Understanding the quotient rule is essential for differentiating functions that are presented as a ratio of two functions. When you have a function expressed as a fraction, like our model rocket height function: \[f(t) = \frac{t^3}{1+t}\] this rule allows you to find the derivative efficiently. The quotient rule is formulated as follows:

• Let's say \( u(t) \) and \( v(t) \) are two functions of \( t \).
• The quotient rule for differentiating \( \frac{u}{v} \) is:
• \[ \frac{d}{dt}\left(\frac{u}{v}\right) = \frac{v \frac{du}{dt} - u \frac{dv}{dt}}{v^2} \]

To apply this to our function:

• Set \( u(t) = t^3 \) and \( v(t) = 1 + t \).
• Determine \( \frac{du}{dt} = 3t^2 \) and \( \frac{dv}{dt} = 1 \).
• Plug these into the quotient rule formula, arriving at: \[\frac{3t^2 + 2t^3}{(1+t)^2}\]

By simplifying this, you get the velocity function, which is a crucial step before calculating acceleration.

In calculus, velocity and acceleration provide insight into the rate of change of an object’s motion over time. For our model rocket:

• Velocity \( v(t) \) is the first derivative of the position function \( f(t) \), indicating how fast the rocket’s height is changing with respect to time.
• In our problem, the velocity is calculated using the quotient rule, resulting in: \[ v(t) = \frac{t^2(3 + 2t)}{(1+t)^2} \]
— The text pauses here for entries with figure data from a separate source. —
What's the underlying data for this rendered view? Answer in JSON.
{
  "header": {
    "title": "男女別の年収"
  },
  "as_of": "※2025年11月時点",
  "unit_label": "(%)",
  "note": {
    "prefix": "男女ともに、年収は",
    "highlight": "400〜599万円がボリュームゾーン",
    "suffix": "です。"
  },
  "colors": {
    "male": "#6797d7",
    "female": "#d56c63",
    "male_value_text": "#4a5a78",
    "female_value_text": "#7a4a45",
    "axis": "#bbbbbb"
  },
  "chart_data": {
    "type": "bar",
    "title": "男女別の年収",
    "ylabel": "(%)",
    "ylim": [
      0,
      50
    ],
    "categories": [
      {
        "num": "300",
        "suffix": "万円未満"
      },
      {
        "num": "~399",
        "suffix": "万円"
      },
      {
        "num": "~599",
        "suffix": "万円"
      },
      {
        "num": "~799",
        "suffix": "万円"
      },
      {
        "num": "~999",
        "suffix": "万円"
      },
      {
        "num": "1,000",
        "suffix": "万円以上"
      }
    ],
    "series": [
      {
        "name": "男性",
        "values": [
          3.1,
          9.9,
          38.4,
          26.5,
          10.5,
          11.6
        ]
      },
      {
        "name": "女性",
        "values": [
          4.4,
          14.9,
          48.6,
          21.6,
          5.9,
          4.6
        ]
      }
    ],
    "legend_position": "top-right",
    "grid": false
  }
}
Velocity is not just about speed but also direction. Hence, it tells us both how fast and in which direction the rocket is moving.
Acceleration, on the other hand, is the rate at which the velocity itself is changing. To find acceleration:

• Differentiate the velocity function \( v(t) \) once more with respect to time.
• Use both the product and quotient rules since the velocity function is a product and quotient of simple terms.
• The result is a complex expression that often requires simplification to understand better.

Acceleration can give insight into forces acting on the rocket, such as gravity and thrust.

The product rule is a handy tool for differentiating expressions where two functions are multiplied together. This is necessary when we deal with complex derivatives like acceleration of functions such as our rocket model.

• If \( u(t) \) and \( w(t) \) are two differentiable functions, their product derivative is:
• \[ \frac{d}{dt}(u(t) \cdot w(t)) = u(t) \cdot \frac{dw}{dt} + w(t) \cdot \frac{du}{dt} \]

For our velocity function:

• Set \( u(t) = t^2 \) and \( w(t) = 3 + 2t \).
• Calculate \( \frac{du}{dt} = 2t \) and \( \frac{dw}{dt} = 2 \).
• By applying the product rule: \[ 2t(3+2t) + t^2(2) \], which helps to differentiate the product in terms of \( t \).

After using the product rule, you'll incorporate this result back into the quotient rule to find acceleration of the rocket. This combination ensures you correctly account for how these different components of the velocity function change over time.